En parallèle, souhaitant inscrire tous les process de nos entreprises dans le développement durable, nous avons également obtenu les certifications environnementales ISO 14001 et qualité ISO 9001. Par exemple, nos bouteilles ont été allégées, nous utilisons des encres végétales, des cartons recyclés. Nous traitons l’ensemble de nos déchets, réduisons nos consommations d’eau et d’énergie, sensibilisons nos équipes etc… Nous avons même notre propre potager bio pour le restaurant du Vineum ! 

L’écosystème viticole ne s’arrête bien évidemment pas à la limite de nos parcelles. Afin qu’elles bénéficient des meilleures conditions pour mener à bien leur œuvre, nous favorisons la biodiversité de nos terres non cultivées. Après avoir obtenu une qualification Haute valeur environnementale,  nous nous sommes rapprochés en 2014 de la Ligue de Protection des Oiseaux afin de bénéficier de leur expérience sur la faune. Ce partenariat s’est concrétisé par la création d’un premier Refuge de Biodiversité de 10 hectares de forêt et de prairies au cœur du Domaine de Thalabert. Un îlot qui en favorisant les interactions avec les auxiliaires naturels, participe à la régulation de certains ravageurs.  Les chauve-souris par exemple, en se nourrissant de milliers d’insectes, jouent un rôle certain. D’autres refuges sont en projet : à La Lagune, où nous pourrions ainsi aider à rééquilibrer la présence d’espèces invasives comme le frelon asiatique ou le lapin, gourmand de jeunes pousses de vitis Vinifera! Et un autre au Domaine de Roure sur les coteaux de Crozes Hermitage. Soit une centaine d’hectares où la biodiversité vient renforcer nos vignes. Une façon de soigner le terrain, et pas le microbe comme le préconisait déjà Louis Pasteur. 

Voilà, dans les grandes lignes. Ce sont surtout une sensibilité à la nature en général et mes convictions personnelles qui nous ont fait prendre il y a 15 ans le virage de la bio. 

Vous avez débuté l’aventure du Château La Lagune à 24 ans, le domaine était alors clairement en perte de vitesse. Où en êtes-vous aujourd’hui ? Quel regard portez-vous sur le chemin accompli ?

Dans les 3 vignobles (La Lagune en 2004, Jaboulet en 2006 et Corton C en 2015) que nous avons repris, il y a avait à chaque fois une perte de vitesse et notamment au niveau de la viticulture. C’est donc à la vigne que nous avons toujours commencé notre travail et en toute logique le reste a suivi. Aujourd’hui nous avons atteint beaucoup des objectifs que nous nous étions donnés et notamment la culture bio de nos vignes. Mais d’autres projets sont arrivés bien sûr ! Par exemple : la biodynamie, les refuges de biodiversité, le compostage, les réductions de cuivre, la qualité de nos pulvérisations, les plantes auxiliaires, et bien d’autres, dont un qui nous tient beaucoup à cœur, la création de notre propre sélection massale pour remplacer les clones qui ont appauvri et fragilisé considérablement le patrimoine végétal.

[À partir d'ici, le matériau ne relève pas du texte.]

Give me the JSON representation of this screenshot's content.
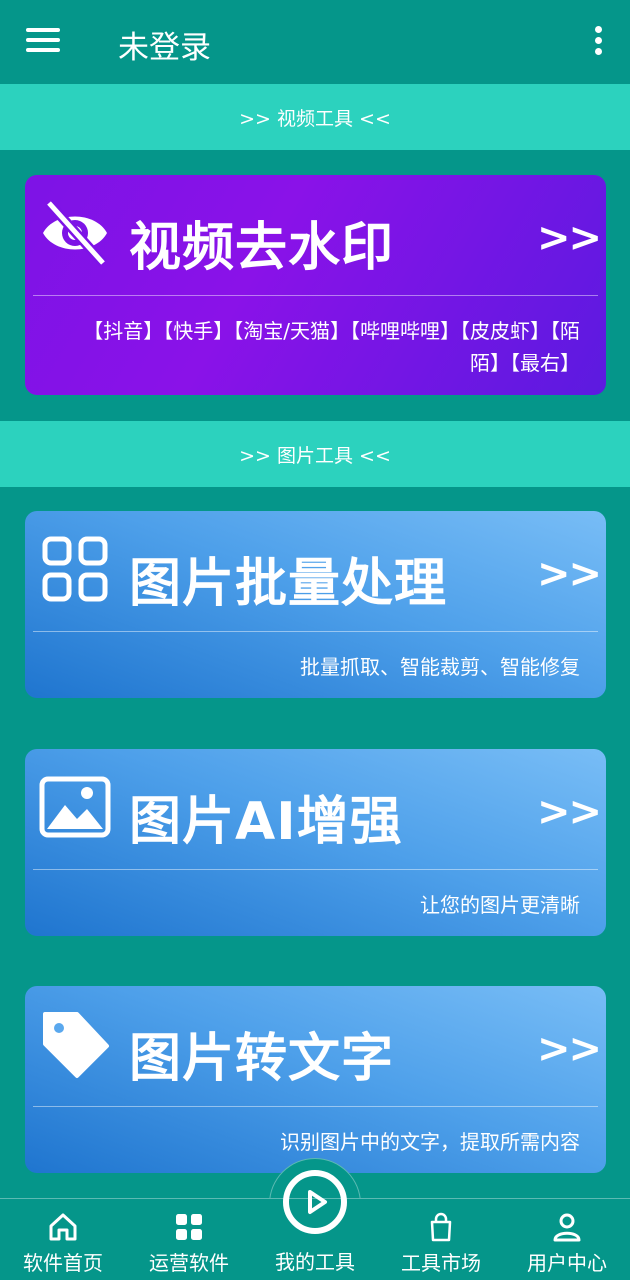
{
  "appbar": {
    "title": "未登录",
    "menu_icon": "menu-icon",
    "more_icon": "more-vert-icon"
  },
  "sections": {
    "video": ">> 视频工具 <<",
    "image": ">> 图片工具 <<"
  },
  "cards": [
    {
      "title": "视频去水印",
      "arrows": ">>",
      "subtitle": "【抖音】【快手】【淘宝/天猫】【哔哩哔哩】【皮皮虾】【陌陌】【最右】",
      "icon": "eye-off-icon"
    },
    {
      "title": "图片批量处理",
      "arrows": ">>",
      "subtitle": "批量抓取、智能裁剪、智能修复",
      "icon": "grid-icon"
    },
    {
      "title": "图片AI增强",
      "arrows": ">>",
      "subtitle": "让您的图片更清晰",
      "icon": "image-icon"
    },
    {
      "title": "图片转文字",
      "arrows": ">>",
      "subtitle": "识别图片中的文字，提取所需内容",
      "icon": "tag-icon"
    }
  ],
  "bottom_nav": {
    "items": [
      {
        "label": "软件首页",
        "icon": "home-icon"
      },
      {
        "label": "运营软件",
        "icon": "apps-icon"
      },
      {
        "label": "我的工具",
        "icon": "play-circle-icon"
      },
      {
        "label": "工具市场",
        "icon": "shopping-bag-icon"
      },
      {
        "label": "用户中心",
        "icon": "user-icon"
      }
    ]
  },
  "colors": {
    "background": "#05968A",
    "section_bar": "#2CD2BE",
    "purple_card": "#7D13E6",
    "blue_card": "#4EA0EA"
  }
}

Vous dites que les vins racontent des histoires. Quelle est l’histoire que vous voulez écrire avec La Lagune ?

Sur chacun des terroirs que j’ai la chance de travailler aujourd’hui, la vigne est vraiment le cœur de notre travail. Une fois les raisins rentrés en cave, nous faisons le moins de choses possibles pour ne rien dénaturer. Je me vois dans le passage du raisin au vin comme un outil de révélation. La vigne fait parler la terre, le vigneron doit l’accompagner. L’histoire c’est bien celle de la terre, et surtout pas celle de la cave ! 

À la lagune, je vois d’année en année la pureté du Cabernet se dessiner, sur l’Hermitage l’étoffe et la profondeur, sur les granits de Saint Joseph c’est la finesse du grain et son côté « salivant ».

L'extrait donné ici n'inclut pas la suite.